Sleep Story AI System
Sleep Story AI System
AI Automation
An end-to-end n8n automation that turns a single Google Sheets row (topic + length) into a finished sleep-story YouTube video. The orchestrator generates a script with Google Gemini, splits it into scenes, then fans out to five reusable sub-workflows that produce per-scene images and voiceovers, stitch them into clips, and combine everything into a final video via the Rendi.dev ffmpeg API. Status and asset URLs are written back to the sheet, so every run is fully traceable.
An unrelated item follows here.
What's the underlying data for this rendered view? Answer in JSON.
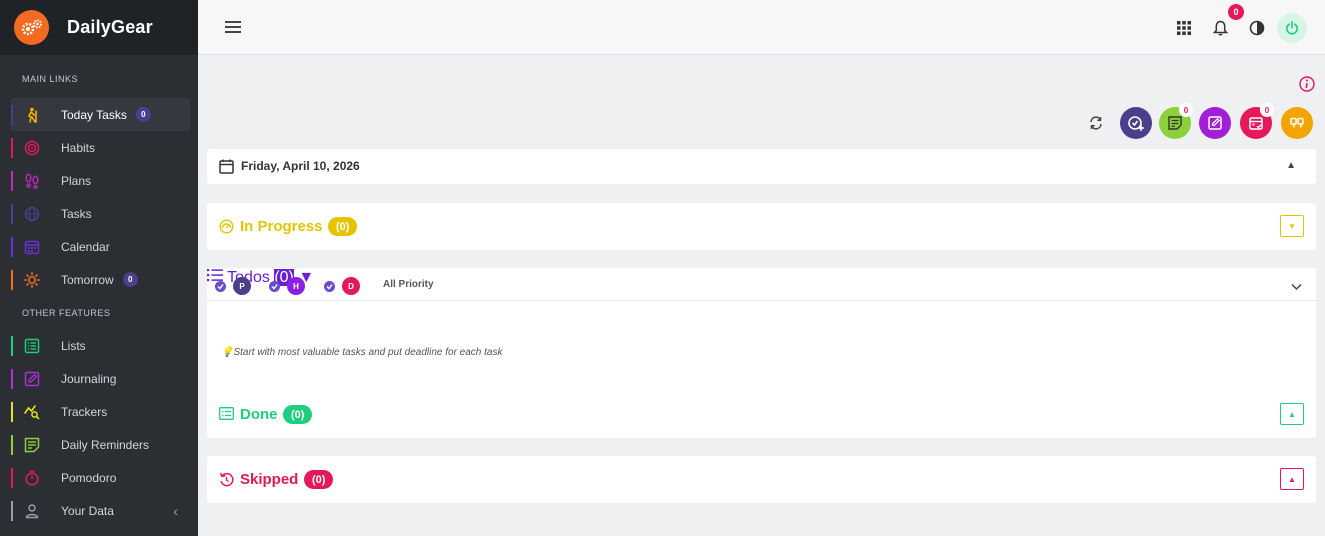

Built around a 32-node main workflow plus five sub-workflows — production-tested on Rendi's 4-commands-per-minute free tier with batching, throttling, and retry logic to absorb 429s gracefully.
- Type
- AI Automation
- Role
- AI Automation Engineer
- Service
- AI Automation / Workflow Engineering / Content Generation
- Year
- 2025
Project Overview
Sleep Story AI System is a fully automated content pipeline that takes a single row in a Google Sheet — a topic and a target length — and produces a finished, ready-to-upload YouTube sleep-story video. No manual editing, no scripting, no asset stitching.
The orchestrator runs in n8n and chains together six workflows: a main controller plus five purpose-built sub-workflows for image generation, voice synthesis, per-scene clip assembly, clip combination, and final ffmpeg rendering via the Rendi.dev API.
Key Features
- Sheet-Driven Input: Topic + duration in a Google Sheet kicks off the entire pipeline
- AI Scripting: Google Gemini (via LangChain Agent) writes the full sleep story and splits it into scenes
- Per-Scene Assets: Each scene gets its own AI-generated image + AI voice narration
- Automated Stitching: ffmpeg via Rendi.dev combines images + voice into clips, then merges clips into one video
- Rate-Limit-Aware: Batching, 20s throttle, 15s polling, 8× retry — handles Rendi's 4/min free-tier cap without dropping runs
- Full Traceability: Every asset URL and status is written back to the source Google Sheet
Technologies Used
- n8n: Workflow orchestration across 6 chained workflows (32 nodes in the main controller)
- Google Gemini + LangChain: Script generation with structured output parsing
- Google Sheets: Input row, output asset tracking
- Rendi.dev: ffmpeg-as-a-service for clip rendering and final video combination
- HTTP image + voice APIs: Per-scene visual and audio generation
- Docker: Containerised n8n instance
Architecture
The system is split into one orchestrator and five sub-workflows so each step is independently testable and reusable:
Sleep Story AI System (32 nodes — manual trigger + Google Sheets)
├── Create Image (image gen per scene)
├── Create Voice (voice synthesis per scene, with retry)
├── Create Clips (image + voice → per-scene clip)
├── Combine Clips (all scene clips → one video)
└── Videofy with Rendi (ffmpeg via Rendi.dev, rate-limited)
A 15-scene job runs end-to-end in about 12–15 minutes.
Outcome
The system replaces what used to be hours of script-writing, image-sourcing, voice-recording, and video editing with a single sheet entry and a click. Designed to be left running in the background while other work happens elsewhere.